In an agreement to avoid going to court over the matter, the DOJ—along with Anthony Gale, the former vice-president of oil and gas development at GEC who signed the memorandum of understanding and then blew the whistle on the two companies—settled for $550,000, or seven times the initial bid amount.
Of that amount, however, Gale and his attorney walked away with $180,000 from the settlement, which made many of the 72 people who wrote comments to the DOJ question if the resulting $390,000 settlement was adequate.
Additionally, Judge Matsch points out that in his complaint, Gale alleges that GEC didn’t compete with SG Interests on 22 lease sales between February 2005 and November 2006, while the settlement covers allegations of wrongdoing in just four lease sales in February and May 2005.
The judge also noted that many of the people who commented on the DOJ settlement felt the judgment was a “slap on the wrist” for the two companies and wouldn’t dissuade either from future collusion.

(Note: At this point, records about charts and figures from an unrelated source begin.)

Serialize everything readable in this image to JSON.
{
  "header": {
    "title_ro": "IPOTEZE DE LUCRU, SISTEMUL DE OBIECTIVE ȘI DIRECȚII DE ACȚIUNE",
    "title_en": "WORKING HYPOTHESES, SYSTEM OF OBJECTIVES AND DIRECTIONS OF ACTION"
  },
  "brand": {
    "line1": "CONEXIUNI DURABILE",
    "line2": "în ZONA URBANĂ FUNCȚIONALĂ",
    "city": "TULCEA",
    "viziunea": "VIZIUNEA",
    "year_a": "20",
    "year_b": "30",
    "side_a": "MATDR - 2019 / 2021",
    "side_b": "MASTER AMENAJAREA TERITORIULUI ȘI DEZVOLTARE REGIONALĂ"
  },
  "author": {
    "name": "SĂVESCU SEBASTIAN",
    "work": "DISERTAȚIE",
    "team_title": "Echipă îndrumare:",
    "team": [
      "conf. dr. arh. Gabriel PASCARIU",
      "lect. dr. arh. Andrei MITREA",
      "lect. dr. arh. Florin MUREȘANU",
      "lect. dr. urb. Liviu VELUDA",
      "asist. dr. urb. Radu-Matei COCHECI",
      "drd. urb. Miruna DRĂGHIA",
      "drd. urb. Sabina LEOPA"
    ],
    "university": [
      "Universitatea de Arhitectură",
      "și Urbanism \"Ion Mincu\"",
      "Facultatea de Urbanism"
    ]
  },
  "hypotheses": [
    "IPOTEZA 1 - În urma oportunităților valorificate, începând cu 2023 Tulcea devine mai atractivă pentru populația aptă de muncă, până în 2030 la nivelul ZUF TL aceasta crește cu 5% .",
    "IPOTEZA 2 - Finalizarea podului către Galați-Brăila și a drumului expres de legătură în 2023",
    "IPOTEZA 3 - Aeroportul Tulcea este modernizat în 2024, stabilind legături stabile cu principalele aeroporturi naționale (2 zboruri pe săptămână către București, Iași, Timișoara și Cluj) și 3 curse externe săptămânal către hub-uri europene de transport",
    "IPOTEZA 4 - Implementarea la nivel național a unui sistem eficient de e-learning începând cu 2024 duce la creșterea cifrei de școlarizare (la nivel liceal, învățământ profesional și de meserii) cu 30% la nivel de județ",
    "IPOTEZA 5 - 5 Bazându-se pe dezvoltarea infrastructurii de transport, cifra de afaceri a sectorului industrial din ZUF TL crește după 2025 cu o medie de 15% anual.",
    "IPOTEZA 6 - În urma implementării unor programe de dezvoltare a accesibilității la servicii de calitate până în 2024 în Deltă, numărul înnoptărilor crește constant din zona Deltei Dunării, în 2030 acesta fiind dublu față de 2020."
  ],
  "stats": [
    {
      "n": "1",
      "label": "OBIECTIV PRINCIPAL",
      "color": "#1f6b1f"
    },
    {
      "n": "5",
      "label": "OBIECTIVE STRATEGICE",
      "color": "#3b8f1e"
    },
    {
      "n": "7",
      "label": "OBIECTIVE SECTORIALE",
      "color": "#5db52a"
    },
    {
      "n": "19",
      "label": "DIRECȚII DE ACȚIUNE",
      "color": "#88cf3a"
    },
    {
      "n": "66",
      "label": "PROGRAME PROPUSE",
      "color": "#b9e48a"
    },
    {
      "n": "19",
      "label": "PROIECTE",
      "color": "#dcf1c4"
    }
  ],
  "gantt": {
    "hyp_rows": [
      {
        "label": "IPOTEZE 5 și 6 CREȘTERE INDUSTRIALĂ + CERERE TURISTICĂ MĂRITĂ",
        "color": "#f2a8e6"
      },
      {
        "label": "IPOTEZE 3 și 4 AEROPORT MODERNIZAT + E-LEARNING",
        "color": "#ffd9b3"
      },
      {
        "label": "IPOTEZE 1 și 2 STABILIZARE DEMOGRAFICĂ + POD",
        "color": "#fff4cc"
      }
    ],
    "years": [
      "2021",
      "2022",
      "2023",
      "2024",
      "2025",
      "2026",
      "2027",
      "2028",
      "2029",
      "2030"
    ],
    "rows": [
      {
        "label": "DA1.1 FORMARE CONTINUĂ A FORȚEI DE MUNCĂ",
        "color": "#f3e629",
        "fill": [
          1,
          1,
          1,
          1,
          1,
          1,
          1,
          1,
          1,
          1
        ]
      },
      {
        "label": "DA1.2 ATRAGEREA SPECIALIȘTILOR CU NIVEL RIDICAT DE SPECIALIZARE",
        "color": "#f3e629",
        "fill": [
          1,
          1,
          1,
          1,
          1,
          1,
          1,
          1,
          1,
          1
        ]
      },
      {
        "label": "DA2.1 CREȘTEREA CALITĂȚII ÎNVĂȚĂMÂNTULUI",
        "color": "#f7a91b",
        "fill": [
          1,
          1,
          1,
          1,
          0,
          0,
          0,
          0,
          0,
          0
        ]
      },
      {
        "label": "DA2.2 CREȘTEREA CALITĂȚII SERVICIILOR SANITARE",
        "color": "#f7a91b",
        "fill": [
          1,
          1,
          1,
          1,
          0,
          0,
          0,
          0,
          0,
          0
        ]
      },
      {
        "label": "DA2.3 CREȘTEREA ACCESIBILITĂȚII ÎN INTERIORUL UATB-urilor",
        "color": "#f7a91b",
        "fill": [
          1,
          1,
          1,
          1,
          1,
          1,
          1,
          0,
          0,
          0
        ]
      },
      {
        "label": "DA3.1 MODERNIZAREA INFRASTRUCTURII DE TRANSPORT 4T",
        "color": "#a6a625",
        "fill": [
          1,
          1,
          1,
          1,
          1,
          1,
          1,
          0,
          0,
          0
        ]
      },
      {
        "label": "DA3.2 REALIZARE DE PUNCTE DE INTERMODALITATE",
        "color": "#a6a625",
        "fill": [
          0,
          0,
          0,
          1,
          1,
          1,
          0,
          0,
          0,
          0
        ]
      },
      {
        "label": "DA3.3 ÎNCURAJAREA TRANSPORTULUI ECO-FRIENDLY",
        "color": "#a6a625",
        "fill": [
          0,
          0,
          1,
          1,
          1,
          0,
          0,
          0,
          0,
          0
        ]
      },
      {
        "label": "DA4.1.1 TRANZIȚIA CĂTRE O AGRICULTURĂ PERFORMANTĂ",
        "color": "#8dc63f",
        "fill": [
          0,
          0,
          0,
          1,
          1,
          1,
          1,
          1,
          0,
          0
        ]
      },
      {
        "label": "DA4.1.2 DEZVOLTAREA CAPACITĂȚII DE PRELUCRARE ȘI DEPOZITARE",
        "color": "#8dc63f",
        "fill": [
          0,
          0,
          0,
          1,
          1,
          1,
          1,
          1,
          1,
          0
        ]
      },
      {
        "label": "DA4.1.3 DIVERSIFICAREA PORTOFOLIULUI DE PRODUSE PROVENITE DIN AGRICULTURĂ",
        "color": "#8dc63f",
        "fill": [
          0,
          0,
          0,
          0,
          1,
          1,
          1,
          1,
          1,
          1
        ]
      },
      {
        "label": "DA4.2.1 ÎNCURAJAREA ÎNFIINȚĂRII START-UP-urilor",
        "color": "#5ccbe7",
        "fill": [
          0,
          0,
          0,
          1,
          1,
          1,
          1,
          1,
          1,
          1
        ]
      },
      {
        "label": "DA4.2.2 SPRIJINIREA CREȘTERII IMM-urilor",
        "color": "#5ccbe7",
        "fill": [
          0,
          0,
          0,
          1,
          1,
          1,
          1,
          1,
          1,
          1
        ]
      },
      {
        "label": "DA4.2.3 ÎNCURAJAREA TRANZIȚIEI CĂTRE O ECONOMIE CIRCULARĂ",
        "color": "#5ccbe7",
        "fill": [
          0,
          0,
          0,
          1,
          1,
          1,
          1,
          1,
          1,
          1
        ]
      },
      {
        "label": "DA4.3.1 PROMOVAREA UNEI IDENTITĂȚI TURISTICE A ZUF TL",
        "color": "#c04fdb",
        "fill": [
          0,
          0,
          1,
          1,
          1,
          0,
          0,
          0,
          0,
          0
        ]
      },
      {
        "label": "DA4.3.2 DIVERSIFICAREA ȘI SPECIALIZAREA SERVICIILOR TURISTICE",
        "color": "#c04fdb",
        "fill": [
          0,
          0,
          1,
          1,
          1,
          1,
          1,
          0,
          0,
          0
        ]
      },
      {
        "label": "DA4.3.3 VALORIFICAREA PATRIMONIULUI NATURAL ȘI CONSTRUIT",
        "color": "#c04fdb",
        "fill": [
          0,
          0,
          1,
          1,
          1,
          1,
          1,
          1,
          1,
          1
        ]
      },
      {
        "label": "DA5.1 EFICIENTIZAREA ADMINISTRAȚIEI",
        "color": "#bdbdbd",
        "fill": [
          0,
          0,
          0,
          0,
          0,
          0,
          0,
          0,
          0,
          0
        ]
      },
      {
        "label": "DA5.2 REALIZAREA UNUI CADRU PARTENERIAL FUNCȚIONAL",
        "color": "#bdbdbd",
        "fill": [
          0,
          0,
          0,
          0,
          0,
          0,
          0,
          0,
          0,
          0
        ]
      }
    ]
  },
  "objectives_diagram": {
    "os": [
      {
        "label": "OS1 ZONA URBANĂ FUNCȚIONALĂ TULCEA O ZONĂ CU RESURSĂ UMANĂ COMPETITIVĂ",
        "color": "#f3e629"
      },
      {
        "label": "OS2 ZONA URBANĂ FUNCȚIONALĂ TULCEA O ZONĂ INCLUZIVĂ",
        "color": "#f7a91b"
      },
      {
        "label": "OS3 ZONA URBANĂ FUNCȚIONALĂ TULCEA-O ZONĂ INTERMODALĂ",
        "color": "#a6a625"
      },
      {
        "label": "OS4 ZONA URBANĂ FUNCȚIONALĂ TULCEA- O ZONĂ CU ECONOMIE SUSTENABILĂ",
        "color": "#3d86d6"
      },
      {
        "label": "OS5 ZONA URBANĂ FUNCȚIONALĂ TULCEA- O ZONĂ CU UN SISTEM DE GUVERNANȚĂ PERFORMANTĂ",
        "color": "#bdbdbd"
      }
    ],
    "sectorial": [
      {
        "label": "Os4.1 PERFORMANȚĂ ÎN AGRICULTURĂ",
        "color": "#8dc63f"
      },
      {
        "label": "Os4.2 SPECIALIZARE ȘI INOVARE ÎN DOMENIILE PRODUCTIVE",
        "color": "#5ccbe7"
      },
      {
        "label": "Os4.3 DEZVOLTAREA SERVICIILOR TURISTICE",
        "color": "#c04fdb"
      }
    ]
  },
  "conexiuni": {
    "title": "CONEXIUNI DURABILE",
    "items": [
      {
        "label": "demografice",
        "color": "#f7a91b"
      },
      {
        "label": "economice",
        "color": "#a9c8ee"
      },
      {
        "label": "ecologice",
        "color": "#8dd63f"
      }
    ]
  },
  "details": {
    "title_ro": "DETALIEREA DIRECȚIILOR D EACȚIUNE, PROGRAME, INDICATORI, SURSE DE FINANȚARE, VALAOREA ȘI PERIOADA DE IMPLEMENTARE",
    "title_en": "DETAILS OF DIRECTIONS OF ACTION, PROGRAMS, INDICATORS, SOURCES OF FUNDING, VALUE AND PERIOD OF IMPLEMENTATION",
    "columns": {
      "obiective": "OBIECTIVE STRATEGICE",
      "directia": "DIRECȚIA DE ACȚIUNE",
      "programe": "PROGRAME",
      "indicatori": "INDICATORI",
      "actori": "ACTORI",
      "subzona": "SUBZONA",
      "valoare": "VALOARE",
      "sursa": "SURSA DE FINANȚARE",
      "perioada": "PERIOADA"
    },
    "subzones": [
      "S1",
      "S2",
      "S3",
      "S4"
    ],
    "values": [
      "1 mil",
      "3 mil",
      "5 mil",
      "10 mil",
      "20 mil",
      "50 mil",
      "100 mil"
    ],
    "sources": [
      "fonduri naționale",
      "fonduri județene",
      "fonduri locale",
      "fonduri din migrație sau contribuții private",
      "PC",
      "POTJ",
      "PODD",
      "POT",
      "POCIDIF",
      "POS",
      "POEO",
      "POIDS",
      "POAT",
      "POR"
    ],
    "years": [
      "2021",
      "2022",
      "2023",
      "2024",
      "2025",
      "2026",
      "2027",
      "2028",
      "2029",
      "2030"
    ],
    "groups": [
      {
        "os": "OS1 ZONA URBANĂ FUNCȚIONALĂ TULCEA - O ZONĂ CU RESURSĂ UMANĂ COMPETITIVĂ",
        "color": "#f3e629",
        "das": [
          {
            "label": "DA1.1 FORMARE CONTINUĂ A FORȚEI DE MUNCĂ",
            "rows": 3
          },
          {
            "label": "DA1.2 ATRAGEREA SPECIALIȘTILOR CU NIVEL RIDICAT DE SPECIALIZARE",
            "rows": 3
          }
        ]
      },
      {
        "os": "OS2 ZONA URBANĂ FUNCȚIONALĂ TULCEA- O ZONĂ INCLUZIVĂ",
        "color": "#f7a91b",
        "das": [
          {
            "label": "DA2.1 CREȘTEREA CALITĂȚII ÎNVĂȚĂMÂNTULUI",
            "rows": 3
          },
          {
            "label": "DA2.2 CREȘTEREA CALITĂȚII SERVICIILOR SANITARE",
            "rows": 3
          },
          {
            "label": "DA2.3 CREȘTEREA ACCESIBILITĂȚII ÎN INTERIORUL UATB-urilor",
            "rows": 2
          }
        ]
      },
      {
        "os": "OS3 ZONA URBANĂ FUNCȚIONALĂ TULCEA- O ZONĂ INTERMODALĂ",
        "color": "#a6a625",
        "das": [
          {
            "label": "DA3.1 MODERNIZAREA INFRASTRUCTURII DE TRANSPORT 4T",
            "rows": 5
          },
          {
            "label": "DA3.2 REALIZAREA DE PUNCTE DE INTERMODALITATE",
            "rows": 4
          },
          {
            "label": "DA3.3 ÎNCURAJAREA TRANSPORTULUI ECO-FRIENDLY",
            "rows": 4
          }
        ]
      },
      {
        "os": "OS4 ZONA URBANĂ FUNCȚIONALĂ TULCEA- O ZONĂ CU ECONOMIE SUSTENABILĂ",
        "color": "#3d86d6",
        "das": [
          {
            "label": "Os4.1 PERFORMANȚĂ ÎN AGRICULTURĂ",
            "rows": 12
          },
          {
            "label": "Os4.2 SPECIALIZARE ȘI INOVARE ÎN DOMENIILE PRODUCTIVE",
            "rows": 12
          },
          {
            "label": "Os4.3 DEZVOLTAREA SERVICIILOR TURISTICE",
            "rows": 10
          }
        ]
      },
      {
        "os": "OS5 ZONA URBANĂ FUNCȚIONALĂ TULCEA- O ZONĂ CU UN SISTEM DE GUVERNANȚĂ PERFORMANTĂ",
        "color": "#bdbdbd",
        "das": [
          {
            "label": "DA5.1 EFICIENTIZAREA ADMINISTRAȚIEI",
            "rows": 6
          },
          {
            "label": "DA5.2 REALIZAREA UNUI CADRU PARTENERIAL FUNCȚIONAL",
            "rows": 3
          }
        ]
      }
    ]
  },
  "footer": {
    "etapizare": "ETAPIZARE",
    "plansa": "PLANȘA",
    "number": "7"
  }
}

In addition to the concerns about the inequity in the settlement, several of the people who commented pointed to the government’s case against Tim DeChristopher, who was charged with two counts of interfering with an oil and gas auction in Salt Lake City in 2008.
For his actions, DeCristopher was convicted on both counts by a jury and sentenced to 24 months in prison. Shortly after, the Department of Justice decided against a criminal penalty in the case against GEC and SG Interests, opting for a modest civil penalty instead, even as the two companies interfered with an oil and gas auction in their own right.
“The commenters are troubled by that perceived disparity,” Judge Matsch said, but acknowledged that the decision to pursue criminal penalties is up to the antitrust agency and not the court.
In conclusion, the judge said, there’s nothing to suggest the settlement would be a deterrent to the companies to colluding on future auctions or to other companies from doing the same, “particularly as GEC considers ‘joint bidding’ to be common in the industry,” he wrote.
“The settlement of this civil action for nothing more than the nuisance value of this litigation is not in the public interest,” he said, denying the settlement agreement and the Motion for Entry of Final Judgment.
The Department of Justice will now have to reconsider its settlement and re-open negotiations surrounding the case. No timeline for that action has been set.